Life on My Deck
Life On My Deck
I see a bee, clutching a rose petal, falling, tumbling with it toward the deck,
‘til midway down, he lets go, flies up again to fumble into his chosen blossom
and crawl onto another petal, ‘til it, too, goes down spinning while he holds on...
He lets go, flies up, latches on, and no kidding, the third petal goes down too,
with him on it! That bee is like a kid on the slopes with his flying saucer-sled, no sooner at the bottom of the hill than running up to do it again. This time, however, Mr. Bumble chooses a newer, stronger blossom whose petals don’t detach.
O, the bees, the bees in the rugosa roses, handsome as ever, curled in the pink petal cups, their stripy black bodies arched over stamens, their velvety legs dusted with yellow pollen. The center of the rose remains serene in its mission to become the fruit, to grow into a fat red rose hip. From my chair, I still hear their buzzing.
They say the pollinators are at risk.
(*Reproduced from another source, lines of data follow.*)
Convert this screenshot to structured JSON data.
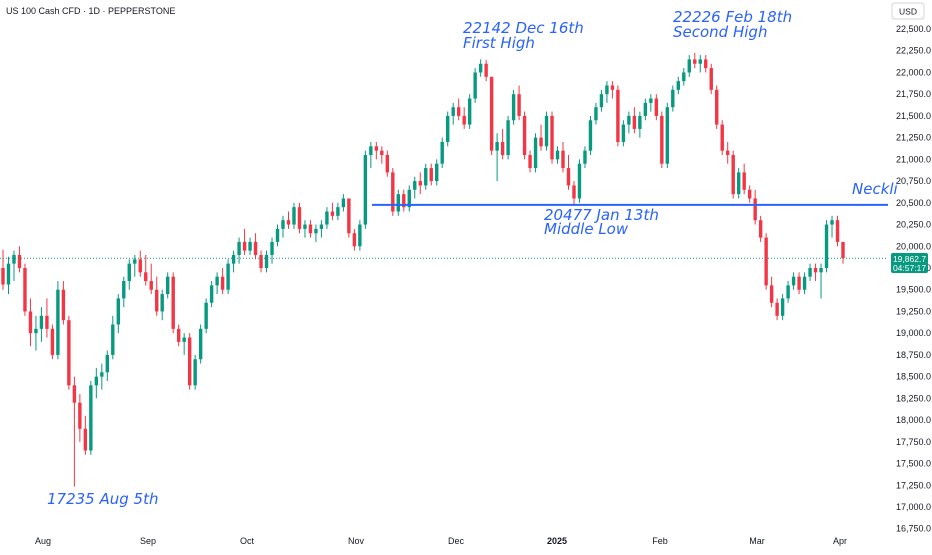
{
  "header": {
    "symbol_title": "US 100 Cash CFD · 1D · PEPPERSTONE",
    "currency": "USD"
  },
  "price_badge": {
    "price": "19,862.7",
    "countdown": "04:57:17"
  },
  "neckline_label": "Neckli",
  "annotations": {
    "first_high_price": "22142 Dec 16th",
    "first_high_label": "First High",
    "second_high_price": "22226 Feb 18th",
    "second_high_label": "Second High",
    "middle_low_price": "20477 Jan 13th",
    "middle_low_label": "Middle Low",
    "aug_low": "17235 Aug 5th"
  },
  "colors": {
    "up": "#089981",
    "down": "#f23645",
    "accent": "#2962ff",
    "text": "#131722",
    "last_price_line": "#089981"
  },
  "chart_data": {
    "type": "candlestick",
    "title": "US 100 Cash CFD · 1D · PEPPERSTONE",
    "y_axis_unit": "USD",
    "ylim": [
      16750,
      22750
    ],
    "y_ticks": [
      "22,500.0",
      "22,250.0",
      "22,000.0",
      "21,750.0",
      "21,500.0",
      "21,250.0",
      "21,000.0",
      "20,750.0",
      "20,500.0",
      "20,250.0",
      "20,000.0",
      "19,750.0",
      "19,500.0",
      "19,250.0",
      "19,000.0",
      "18,750.0",
      "18,500.0",
      "18,250.0",
      "18,000.0",
      "17,750.0",
      "17,500.0",
      "17,250.0",
      "17,000.0",
      "16,750.0"
    ],
    "x_ticks": [
      "Aug",
      "Sep",
      "Oct",
      "Nov",
      "Dec",
      "2025",
      "Feb",
      "Mar",
      "Apr"
    ],
    "neckline": 20477,
    "last_price": 19862.7,
    "key_points": [
      {
        "label": "17235 Aug 5th",
        "value": 17235
      },
      {
        "label": "22142 Dec 16th",
        "value": 22142
      },
      {
        "label": "20477 Jan 13th",
        "value": 20477
      },
      {
        "label": "22226 Feb 18th",
        "value": 22226
      }
    ],
    "candles_ohlc": [
      [
        19750,
        19960,
        19500,
        19560
      ],
      [
        19560,
        19880,
        19450,
        19800
      ],
      [
        19800,
        19950,
        19600,
        19900
      ],
      [
        19900,
        20000,
        19700,
        19750
      ],
      [
        19750,
        19800,
        19200,
        19250
      ],
      [
        19250,
        19400,
        18850,
        19000
      ],
      [
        19000,
        19200,
        18800,
        19050
      ],
      [
        19050,
        19300,
        18900,
        19200
      ],
      [
        19200,
        19400,
        18950,
        19050
      ],
      [
        19050,
        19100,
        18700,
        18750
      ],
      [
        18750,
        19600,
        18700,
        19500
      ],
      [
        19500,
        19600,
        19100,
        19150
      ],
      [
        19150,
        19200,
        18350,
        18400
      ],
      [
        18400,
        18500,
        17235,
        18200
      ],
      [
        18200,
        18300,
        17750,
        17900
      ],
      [
        17900,
        18050,
        17600,
        17650
      ],
      [
        17650,
        18450,
        17600,
        18400
      ],
      [
        18400,
        18600,
        18250,
        18500
      ],
      [
        18500,
        18650,
        18350,
        18550
      ],
      [
        18550,
        18800,
        18450,
        18750
      ],
      [
        18750,
        19200,
        18700,
        19100
      ],
      [
        19100,
        19450,
        19000,
        19400
      ],
      [
        19400,
        19650,
        19300,
        19600
      ],
      [
        19600,
        19850,
        19500,
        19800
      ],
      [
        19800,
        19900,
        19650,
        19850
      ],
      [
        19850,
        19950,
        19650,
        19700
      ],
      [
        19700,
        19900,
        19550,
        19600
      ],
      [
        19600,
        19800,
        19450,
        19500
      ],
      [
        19500,
        19650,
        19200,
        19250
      ],
      [
        19250,
        19500,
        19150,
        19450
      ],
      [
        19450,
        19700,
        19400,
        19650
      ],
      [
        19650,
        19700,
        19000,
        19050
      ],
      [
        19050,
        19100,
        18850,
        18900
      ],
      [
        18900,
        19000,
        18750,
        18950
      ],
      [
        18950,
        19000,
        18350,
        18400
      ],
      [
        18400,
        18750,
        18350,
        18700
      ],
      [
        18700,
        19100,
        18650,
        19050
      ],
      [
        19050,
        19400,
        19000,
        19350
      ],
      [
        19350,
        19600,
        19300,
        19550
      ],
      [
        19550,
        19700,
        19450,
        19650
      ],
      [
        19650,
        19750,
        19450,
        19500
      ],
      [
        19500,
        19850,
        19450,
        19800
      ],
      [
        19800,
        19950,
        19700,
        19900
      ],
      [
        19900,
        20100,
        19800,
        20050
      ],
      [
        20050,
        20200,
        19900,
        19950
      ],
      [
        19950,
        20100,
        19900,
        20050
      ],
      [
        20050,
        20150,
        19850,
        19900
      ],
      [
        19900,
        19950,
        19700,
        19750
      ],
      [
        19750,
        19950,
        19700,
        19900
      ],
      [
        19900,
        20100,
        19800,
        20050
      ],
      [
        20050,
        20250,
        20000,
        20200
      ],
      [
        20200,
        20350,
        20100,
        20300
      ],
      [
        20300,
        20400,
        20200,
        20250
      ],
      [
        20250,
        20500,
        20200,
        20450
      ],
      [
        20450,
        20500,
        20150,
        20200
      ],
      [
        20200,
        20300,
        20100,
        20250
      ],
      [
        20250,
        20300,
        20100,
        20150
      ],
      [
        20150,
        20250,
        20050,
        20200
      ],
      [
        20200,
        20300,
        20100,
        20250
      ],
      [
        20250,
        20450,
        20200,
        20400
      ],
      [
        20400,
        20500,
        20300,
        20350
      ],
      [
        20350,
        20500,
        20300,
        20450
      ],
      [
        20450,
        20600,
        20400,
        20550
      ],
      [
        20550,
        20550,
        20100,
        20150
      ],
      [
        20150,
        20200,
        19950,
        20000
      ],
      [
        20000,
        20300,
        19950,
        20250
      ],
      [
        20250,
        21100,
        20200,
        21050
      ],
      [
        21050,
        21200,
        20900,
        21150
      ],
      [
        21150,
        21200,
        21000,
        21100
      ],
      [
        21100,
        21150,
        20950,
        21050
      ],
      [
        21050,
        21100,
        20800,
        20850
      ],
      [
        20850,
        20900,
        20350,
        20400
      ],
      [
        20400,
        20650,
        20350,
        20600
      ],
      [
        20600,
        20650,
        20400,
        20450
      ],
      [
        20450,
        20700,
        20400,
        20650
      ],
      [
        20650,
        20800,
        20550,
        20750
      ],
      [
        20750,
        20850,
        20600,
        20700
      ],
      [
        20700,
        20950,
        20650,
        20900
      ],
      [
        20900,
        20950,
        20700,
        20750
      ],
      [
        20750,
        21000,
        20700,
        20950
      ],
      [
        20950,
        21250,
        20900,
        21200
      ],
      [
        21200,
        21550,
        21150,
        21500
      ],
      [
        21500,
        21650,
        21400,
        21600
      ],
      [
        21600,
        21700,
        21450,
        21500
      ],
      [
        21500,
        21600,
        21350,
        21400
      ],
      [
        21400,
        21750,
        21350,
        21700
      ],
      [
        21700,
        22050,
        21650,
        22000
      ],
      [
        22000,
        22150,
        21950,
        22100
      ],
      [
        22100,
        22142,
        21900,
        21950
      ],
      [
        21950,
        21950,
        21050,
        21100
      ],
      [
        21100,
        21300,
        20750,
        21200
      ],
      [
        21200,
        21350,
        21000,
        21050
      ],
      [
        21050,
        21500,
        21000,
        21450
      ],
      [
        21450,
        21800,
        21400,
        21750
      ],
      [
        21750,
        21850,
        21450,
        21500
      ],
      [
        21500,
        21550,
        21000,
        21050
      ],
      [
        21050,
        21100,
        20850,
        20900
      ],
      [
        20900,
        21300,
        20850,
        21250
      ],
      [
        21250,
        21400,
        21100,
        21150
      ],
      [
        21150,
        21550,
        21100,
        21500
      ],
      [
        21500,
        21550,
        20950,
        21000
      ],
      [
        21000,
        21150,
        20950,
        21100
      ],
      [
        21100,
        21200,
        20850,
        20900
      ],
      [
        20900,
        21050,
        20650,
        20700
      ],
      [
        20700,
        20750,
        20477,
        20550
      ],
      [
        20550,
        21000,
        20500,
        20950
      ],
      [
        20950,
        21150,
        20900,
        21100
      ],
      [
        21100,
        21500,
        21050,
        21450
      ],
      [
        21450,
        21650,
        21400,
        21600
      ],
      [
        21600,
        21800,
        21550,
        21750
      ],
      [
        21750,
        21900,
        21650,
        21850
      ],
      [
        21850,
        21900,
        21700,
        21800
      ],
      [
        21800,
        21850,
        21150,
        21200
      ],
      [
        21200,
        21450,
        21150,
        21400
      ],
      [
        21400,
        21550,
        21300,
        21500
      ],
      [
        21500,
        21600,
        21300,
        21350
      ],
      [
        21350,
        21550,
        21250,
        21500
      ],
      [
        21500,
        21700,
        21450,
        21650
      ],
      [
        21650,
        21750,
        21550,
        21700
      ],
      [
        21700,
        21750,
        21450,
        21500
      ],
      [
        21500,
        21550,
        20900,
        20950
      ],
      [
        20950,
        21650,
        20900,
        21600
      ],
      [
        21600,
        21850,
        21550,
        21800
      ],
      [
        21800,
        21950,
        21750,
        21900
      ],
      [
        21900,
        22050,
        21850,
        22000
      ],
      [
        22000,
        22200,
        21950,
        22150
      ],
      [
        22150,
        22226,
        22050,
        22100
      ],
      [
        22100,
        22200,
        22000,
        22150
      ],
      [
        22150,
        22200,
        22000,
        22050
      ],
      [
        22050,
        22100,
        21750,
        21800
      ],
      [
        21800,
        21850,
        21350,
        21400
      ],
      [
        21400,
        21450,
        21050,
        21100
      ],
      [
        21100,
        21200,
        20950,
        21050
      ],
      [
        21050,
        21100,
        20550,
        20600
      ],
      [
        20600,
        20900,
        20550,
        20850
      ],
      [
        20850,
        20950,
        20600,
        20650
      ],
      [
        20650,
        20700,
        20500,
        20550
      ],
      [
        20550,
        20650,
        20250,
        20300
      ],
      [
        20300,
        20350,
        20050,
        20100
      ],
      [
        20100,
        20150,
        19500,
        19550
      ],
      [
        19550,
        19650,
        19300,
        19350
      ],
      [
        19350,
        19400,
        19150,
        19200
      ],
      [
        19200,
        19450,
        19150,
        19400
      ],
      [
        19400,
        19600,
        19350,
        19550
      ],
      [
        19550,
        19700,
        19500,
        19650
      ],
      [
        19650,
        19700,
        19450,
        19500
      ],
      [
        19500,
        19700,
        19450,
        19650
      ],
      [
        19650,
        19800,
        19600,
        19750
      ],
      [
        19750,
        19800,
        19600,
        19700
      ],
      [
        19700,
        19800,
        19400,
        19750
      ],
      [
        19750,
        20300,
        19700,
        20250
      ],
      [
        20250,
        20350,
        20100,
        20300
      ],
      [
        20300,
        20350,
        20000,
        20050
      ],
      [
        20050,
        20050,
        19800,
        19862.7
      ]
    ]
  }
}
So I guess it’s good that ordinary house flies are at it too, and wasps and hornets and some little guys whose name I’ll probably never know. Maybe you’ve seen them, grey, straight bodied, about as big as a fine pencil lead, but built to hover, to hang in the air reconnoitering before darting into an opening bloom. There was a browny-green bug, too, pear shaped, flat as a sunflower seed, iridesent, six legged, flailing.
Lots going on as the thermometer rises and the day moves on toward noon. It’s a second round of blooming for the roses, which now reach through the railings, pushing out over the stairs, dense clusters of buds at the ready, the secret old roots conspiring with all comers in its enterprise.